21
Oct 16

## The pearls of AP Statistics 33

### Correlation and regression are two separate entities

They say: The correlation summarizes the direction of the association between two quantitative variables and the strength of its linear (straight-line) trend (Agresti and Franklin, p.105). Later, at a level that is supposed to be more advanced, they repeat: The correlation, denoted by r, describes linear association between two variables (p.586).

I say: This is a common misconception about correlation, even Wikipedia says so. Once I was consulting specialists from the Oncology Institute in Almaty. Until then, all of them were using correlation to study their data. When I suggested using simple regression, they asked what was the difference and how regression was better. I said: correlation is a measure of statistical relationship. When two variables are positively correlated and one of them goes up, the other also goes up (on average) but you never know by how much. On the other hand, regression gives a specific algebraic dependence between two variables, so that you can quantify your predictions about changes in one of them caused by changes in another.

Because of algebra of least squares estimation, you can conclude something about correlation if you know the estimated slope, and vice versa, but conceptually correlation and regression are different and there is no need to delay the study of correlation until after regression.
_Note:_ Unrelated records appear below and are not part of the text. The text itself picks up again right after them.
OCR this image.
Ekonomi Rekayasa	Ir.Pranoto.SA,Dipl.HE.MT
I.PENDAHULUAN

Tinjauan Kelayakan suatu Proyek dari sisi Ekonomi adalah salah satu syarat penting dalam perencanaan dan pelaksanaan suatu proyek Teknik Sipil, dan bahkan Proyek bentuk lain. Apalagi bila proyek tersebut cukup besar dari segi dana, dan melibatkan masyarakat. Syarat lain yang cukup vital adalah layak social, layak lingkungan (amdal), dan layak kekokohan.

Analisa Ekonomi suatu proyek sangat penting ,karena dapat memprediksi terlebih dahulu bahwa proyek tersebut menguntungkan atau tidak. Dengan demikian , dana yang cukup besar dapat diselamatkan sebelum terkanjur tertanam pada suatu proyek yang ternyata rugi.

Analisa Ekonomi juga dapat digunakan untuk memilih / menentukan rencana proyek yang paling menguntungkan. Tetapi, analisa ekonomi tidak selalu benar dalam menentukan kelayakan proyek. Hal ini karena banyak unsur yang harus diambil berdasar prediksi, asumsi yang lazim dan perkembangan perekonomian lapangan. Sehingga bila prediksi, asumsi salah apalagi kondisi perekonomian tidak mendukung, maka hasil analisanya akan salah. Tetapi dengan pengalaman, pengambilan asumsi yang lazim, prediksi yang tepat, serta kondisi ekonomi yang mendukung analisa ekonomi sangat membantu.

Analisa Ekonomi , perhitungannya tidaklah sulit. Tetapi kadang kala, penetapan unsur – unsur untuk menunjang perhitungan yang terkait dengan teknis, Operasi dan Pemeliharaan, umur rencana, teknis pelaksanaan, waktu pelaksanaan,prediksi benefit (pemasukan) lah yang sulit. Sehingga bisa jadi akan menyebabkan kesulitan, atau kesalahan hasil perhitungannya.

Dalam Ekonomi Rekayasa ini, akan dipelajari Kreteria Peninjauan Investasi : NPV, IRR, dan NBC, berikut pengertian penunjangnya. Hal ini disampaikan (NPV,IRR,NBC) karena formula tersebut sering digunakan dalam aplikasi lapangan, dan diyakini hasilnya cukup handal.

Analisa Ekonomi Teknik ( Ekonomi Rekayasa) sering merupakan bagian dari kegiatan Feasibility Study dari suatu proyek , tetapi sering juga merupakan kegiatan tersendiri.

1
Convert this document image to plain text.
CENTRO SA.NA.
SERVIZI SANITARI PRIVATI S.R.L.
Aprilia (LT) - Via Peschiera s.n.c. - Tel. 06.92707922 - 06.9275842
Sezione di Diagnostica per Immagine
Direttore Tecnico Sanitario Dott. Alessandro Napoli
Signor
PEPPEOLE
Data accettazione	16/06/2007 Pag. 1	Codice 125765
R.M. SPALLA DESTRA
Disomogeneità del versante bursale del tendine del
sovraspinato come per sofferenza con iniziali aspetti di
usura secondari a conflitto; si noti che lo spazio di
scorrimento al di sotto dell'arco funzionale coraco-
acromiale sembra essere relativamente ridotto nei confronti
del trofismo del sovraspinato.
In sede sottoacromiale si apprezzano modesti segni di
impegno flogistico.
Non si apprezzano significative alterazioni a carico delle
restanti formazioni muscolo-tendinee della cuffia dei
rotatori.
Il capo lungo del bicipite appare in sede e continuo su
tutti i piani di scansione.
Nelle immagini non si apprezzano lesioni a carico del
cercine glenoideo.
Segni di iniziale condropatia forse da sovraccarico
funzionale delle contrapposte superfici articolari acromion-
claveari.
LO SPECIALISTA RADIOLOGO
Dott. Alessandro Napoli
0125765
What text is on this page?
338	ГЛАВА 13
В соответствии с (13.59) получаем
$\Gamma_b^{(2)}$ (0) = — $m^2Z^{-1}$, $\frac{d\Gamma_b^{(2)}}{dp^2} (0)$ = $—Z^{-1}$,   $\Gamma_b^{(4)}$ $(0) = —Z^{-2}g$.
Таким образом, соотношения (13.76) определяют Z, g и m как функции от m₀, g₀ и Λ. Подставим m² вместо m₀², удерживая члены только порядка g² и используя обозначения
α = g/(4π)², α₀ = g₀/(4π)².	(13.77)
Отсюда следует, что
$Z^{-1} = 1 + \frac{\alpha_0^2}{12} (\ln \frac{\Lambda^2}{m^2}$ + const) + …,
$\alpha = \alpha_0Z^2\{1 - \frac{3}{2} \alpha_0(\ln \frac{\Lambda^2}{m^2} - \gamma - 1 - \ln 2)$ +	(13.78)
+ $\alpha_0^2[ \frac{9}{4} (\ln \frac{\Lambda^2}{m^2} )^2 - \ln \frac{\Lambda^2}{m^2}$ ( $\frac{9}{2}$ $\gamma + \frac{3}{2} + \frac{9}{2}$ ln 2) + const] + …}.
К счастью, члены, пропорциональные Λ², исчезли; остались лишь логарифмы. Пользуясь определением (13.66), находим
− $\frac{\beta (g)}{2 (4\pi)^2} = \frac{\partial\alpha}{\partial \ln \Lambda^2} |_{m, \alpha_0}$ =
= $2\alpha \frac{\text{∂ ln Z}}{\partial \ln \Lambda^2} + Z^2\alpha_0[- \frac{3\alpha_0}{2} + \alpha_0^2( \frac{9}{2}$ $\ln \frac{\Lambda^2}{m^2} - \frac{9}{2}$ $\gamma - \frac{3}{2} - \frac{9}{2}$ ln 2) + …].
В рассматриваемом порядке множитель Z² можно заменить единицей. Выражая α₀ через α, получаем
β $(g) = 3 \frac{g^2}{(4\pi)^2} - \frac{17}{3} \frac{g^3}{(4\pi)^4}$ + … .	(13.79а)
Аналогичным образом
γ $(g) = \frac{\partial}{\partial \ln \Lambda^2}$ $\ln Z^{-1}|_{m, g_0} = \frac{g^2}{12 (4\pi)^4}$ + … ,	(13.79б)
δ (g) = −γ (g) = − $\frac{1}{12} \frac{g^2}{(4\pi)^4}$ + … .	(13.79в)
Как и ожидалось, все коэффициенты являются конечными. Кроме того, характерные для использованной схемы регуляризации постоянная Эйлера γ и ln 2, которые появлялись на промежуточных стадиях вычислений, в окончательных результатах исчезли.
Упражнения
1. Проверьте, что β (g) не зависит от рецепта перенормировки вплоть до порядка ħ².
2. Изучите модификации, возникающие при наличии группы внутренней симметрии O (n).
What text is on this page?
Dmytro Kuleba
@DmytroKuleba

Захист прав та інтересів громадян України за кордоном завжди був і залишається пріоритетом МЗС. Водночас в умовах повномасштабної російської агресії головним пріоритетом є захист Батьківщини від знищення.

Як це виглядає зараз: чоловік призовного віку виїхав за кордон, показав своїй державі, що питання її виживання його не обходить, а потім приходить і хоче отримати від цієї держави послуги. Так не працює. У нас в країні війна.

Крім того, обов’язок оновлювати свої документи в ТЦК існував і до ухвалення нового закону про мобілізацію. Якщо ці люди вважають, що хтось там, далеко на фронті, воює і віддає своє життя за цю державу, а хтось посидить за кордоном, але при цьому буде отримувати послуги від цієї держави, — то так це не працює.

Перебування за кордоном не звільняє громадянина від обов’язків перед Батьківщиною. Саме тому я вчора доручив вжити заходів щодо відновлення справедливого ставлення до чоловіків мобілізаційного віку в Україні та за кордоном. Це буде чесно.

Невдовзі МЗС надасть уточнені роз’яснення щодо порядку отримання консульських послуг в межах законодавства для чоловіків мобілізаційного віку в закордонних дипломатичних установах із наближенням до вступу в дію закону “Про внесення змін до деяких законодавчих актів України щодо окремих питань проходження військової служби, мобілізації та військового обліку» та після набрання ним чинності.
The correlation coefficient is defined as

(1) $\rho(X,Y)=\frac{Cov(X,Y)}{\sigma(X)\sigma(Y)}.$

See this post for the definition and properties of covariance. As one can see, it can be studied right after the covariance and standard deviation. The slope of the regression line is a result of least squares fitting, which is a more advanced concept, and is given by

(2) $b=\frac{Cov(X,Y)}{Var(X)},$

see a simplified derivation or a full derivation. I am using the notations

(3) $Cov(X,Y)=\frac{1}{n}\sum(X_i-\bar{X})(Y_i-\bar{Y}),\ Var(X)=Cov(X,X),\ \sigma(X)=\sqrt{Var(X)}$

which arise from the corresponding population characteristics as explained in this post. Directly from (1) and (2) we see that

(4) $b=\rho(X,Y)\frac{\sigma(Y)}{\sigma(X)},\ \rho(X,Y)=b\frac{\sigma(X)}{\sigma(Y)}.$

Using these equations, we can go from the correlation to the slope and back if we know the sigmas. In particular, they are positive or negative simultaneously. The second equation in (4) gives rise to the interpretation of the correlation as "a standardized version of the slope" (p.588). To me, this "intuition" is far-fetched.

Notice how economical is the sequence of definitions in (3): one follows from another, which makes remembering them easier, and summation signs are reduced to a minimum. Under the "non-algebraic" approach, the covariance, variance and standard deviation are given separately, increasing the burden on one's memory.